Dr. Neruda's Cure For Evil

Rob Spillman reviews Rafael Yglesias's novel "Dr. Neruda's Cure For Evil".

Published July 23, 1996 7:00PM (EDT)

Nearly everything about "Dr. Neruda's Cure for Evil" -- from its heft (704 pages of tiny type) and ambition (a psychotherapist attempts to rid people of evil) to its hype ("a truly monumental work," the dust jacket proclaims) -- screams that this is a potential masterpiece. Don't believe the hype or the heft, however; this is a rather plain, dull, very long book that shouldn't take up room on anyone's ride to the beach.

Dr. Neruda, the book's narrator, tells his story in plodding, deliberate fashion -- it's a bit like sitting through 100 therapy sessions with only one in 20 revealing anything interesting. The novel's first third unfurls Dr. Neruda's childhood, and while there is some interesting stuff (his Spanish father runs off to Cuba to defend Fidel's revolution, leaving his Jewish mother to crack up, sexually molest Neruda, then kill herself), it's a deadly mistake to expect the reader to wait 240 meandering pages before meeting the pivotal character. And when we do meet Gene Kenny, one of Dr. Neruda's first cases, he is a weasely, uninteresting computer geek who Neruda himself doesn't much like. After a great deal of therapy, Neruda declares Gene "cured" of his neurosis brought on by "psychological incest," but Gene -- without his neurotic crutch -- goes berserk and kills his wife and himself. Neruda feels compelled to leave his office to ferret out the evil forces that conspired against himself and Gene.

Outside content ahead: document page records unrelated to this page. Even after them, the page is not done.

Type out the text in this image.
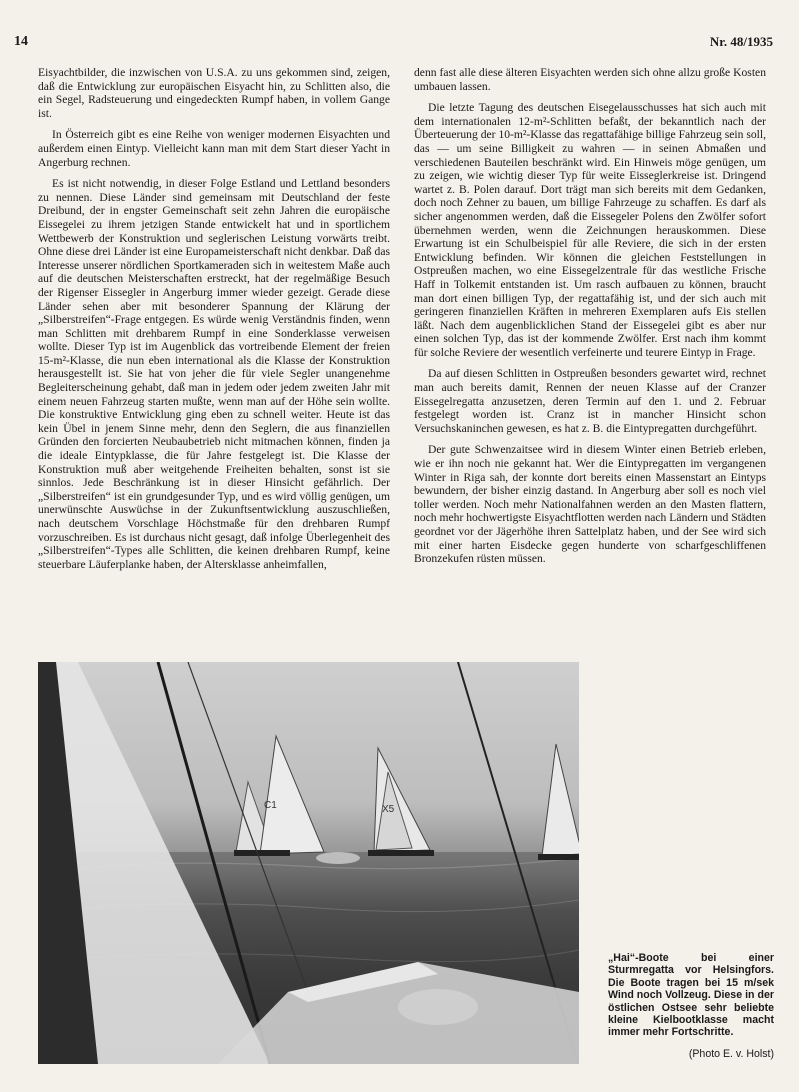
14	Nr. 48/1935

Eisyachtbilder, die inzwischen von U.S.A. zu uns gekommen sind, zeigen, daß die Entwicklung zur europäischen Eisyacht hin, zu Schlitten also, die ein Segel, Radsteuerung und eingedeckten Rumpf haben, in vollem Gange ist.

In Österreich gibt es eine Reihe von weniger modernen Eisyachten und außerdem einen Eintyp. Vielleicht kann man mit dem Start dieser Yacht in Angerburg rechnen.

Es ist nicht notwendig, in dieser Folge Estland und Lettland besonders zu nennen. Diese Länder sind gemeinsam mit Deutschland der feste Dreibund, der in engster Gemeinschaft seit zehn Jahren die europäische Eissegelei zu ihrem jetzigen Stande entwickelt hat und in sportlichem Wettbewerb der Konstruktion und seglerischen Leistung vorwärts treibt. Ohne diese drei Länder ist eine Europameisterschaft nicht denkbar. Daß das Interesse unserer nördlichen Sportkameraden sich in weitestem Maße auch auf die deutschen Meisterschaften erstreckt, hat der regelmäßige Besuch der Rigenser Eissegler in Angerburg immer wieder gezeigt. Gerade diese Länder sehen aber mit besonderer Spannung der Klärung der „Silberstreifen“-Frage entgegen. Es würde wenig Verständnis finden, wenn man Schlitten mit drehbarem Rumpf in eine Sonderklasse verweisen wollte. Dieser Typ ist im Augenblick das vortreibende Element der freien 15-m²-Klasse, die nun eben international als die Klasse der Konstruktion herausgestellt ist. Sie hat von jeher die für viele Segler unangenehme Begleiterscheinung gehabt, daß man in jedem oder jedem zweiten Jahr mit einem neuen Fahrzeug starten mußte, wenn man auf der Höhe sein wollte. Die konstruktive Entwicklung ging eben zu schnell weiter. Heute ist das kein Übel in jenem Sinne mehr, denn den Seglern, die aus finanziellen Gründen den forcierten Neubaubetrieb nicht mitmachen können, finden ja die ideale Eintypklasse, die für Jahre festgelegt ist. Die Klasse der Konstruktion muß aber weitgehende Freiheiten behalten, sonst ist sie sinnlos. Jede Beschränkung ist in dieser Hinsicht gefährlich. Der „Silberstreifen“ ist ein grundgesunder Typ, und es wird völlig genügen, um unerwünschte Auswüchse in der Zukunftsentwicklung auszuschließen, nach deutschem Vorschlage Höchstmaße für den drehbaren Rumpf vorzuschreiben. Es ist durchaus nicht gesagt, daß infolge Überlegenheit des „Silberstreifen“-Types alle Schlitten, die keinen drehbaren Rumpf, keine steuerbare Läuferplanke haben, der Altersklasse anheimfallen,

denn fast alle diese älteren Eisyachten werden sich ohne allzu große Kosten umbauen lassen.

Die letzte Tagung des deutschen Eisegelausschusses hat sich auch mit dem internationalen 12-m²-Schlitten befaßt, der bekanntlich nach der Überteuerung der 10-m²-Klasse das regattafähige billige Fahrzeug sein soll, das — um seine Billigkeit zu wahren — in seinen Abmaßen und verschiedenen Bauteilen beschränkt wird. Ein Hinweis möge genügen, um zu zeigen, wie wichtig dieser Typ für weite Eisseglerkreise ist. Dringend wartet z. B. Polen darauf. Dort trägt man sich bereits mit dem Gedanken, doch noch Zehner zu bauen, um billige Fahrzeuge zu schaffen. Es darf als sicher angenommen werden, daß die Eissegeler Polens den Zwölfer sofort übernehmen werden, wenn die Zeichnungen herauskommen. Diese Erwartung ist ein Schulbeispiel für alle Reviere, die sich in der ersten Entwicklung befinden. Wir können die gleichen Feststellungen in Ostpreußen machen, wo eine Eissegelzentrale für das westliche Frische Haff in Tolkemit entstanden ist. Um rasch aufbauen zu können, braucht man dort einen billigen Typ, der regattafähig ist, und der sich auch mit geringeren finanziellen Kräften in mehreren Exemplaren aufs Eis stellen läßt. Nach dem augenblicklichen Stand der Eissegelei gibt es aber nur einen solchen Typ, das ist der kommende Zwölfer. Erst nach ihm kommt für solche Reviere der wesentlich verfeinerte und teurere Eintyp in Frage.

Da auf diesen Schlitten in Ostpreußen besonders gewartet wird, rechnet man auch bereits damit, Rennen der neuen Klasse auf der Cranzer Eissegelregatta anzusetzen, deren Termin auf den 1. und 2. Februar festgelegt worden ist. Cranz ist in mancher Hinsicht schon Versuchskaninchen gewesen, es hat z. B. die Eintypregatten durchgeführt.

Der gute Schwenzaitsee wird in diesem Winter einen Betrieb erleben, wie er ihn noch nie gekannt hat. Wer die Eintypregatten im vergangenen Winter in Riga sah, der konnte dort bereits einen Massenstart an Eintyps bewundern, der bisher einzig dastand. In Angerburg aber soll es noch viel toller werden. Noch mehr Nationalfahnen werden an den Masten flattern, noch mehr hochwertigste Eisyachtflotten werden nach Ländern und Städten geordnet vor der Jägerhöhe ihren Sattelplatz haben, und der See wird sich mit einer harten Eisdecke gegen hunderte von scharfgeschliffenen Bronzekufen rüsten müssen.

C1	X5
„Hai“-Boote bei einer Sturmregatta vor Helsingfors. Die Boote tragen bei 15 m/sek Wind noch Vollzeug. Diese in der östlichen Ostsee sehr beliebte kleine Kielbootklasse macht immer mehr Fortschritte.
(Photo E. v. Holst)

It turns out that Gene's boss (and the boss' narcissistic daughter) tormented the poor hapless Gene, and after he went through therapy he was too weak to fight them. Neruda insinuates himself into the tormentors' lives and sets about "curing" them of their evil ways, whether they like it or not. Never mind the theme of "therapy uber alles," this book is swamped by its numerous other flaws -- a pretentious "genius" for a narrator, a central subject who is a simp and endless digressions (about the Yankees and Dodgers, about Jewish law, about the politics of Cuba), all of which add nothing but dead weight to an already leaden book.


By Rob Spillman

Rob Spillman is editor of Tin House magazine.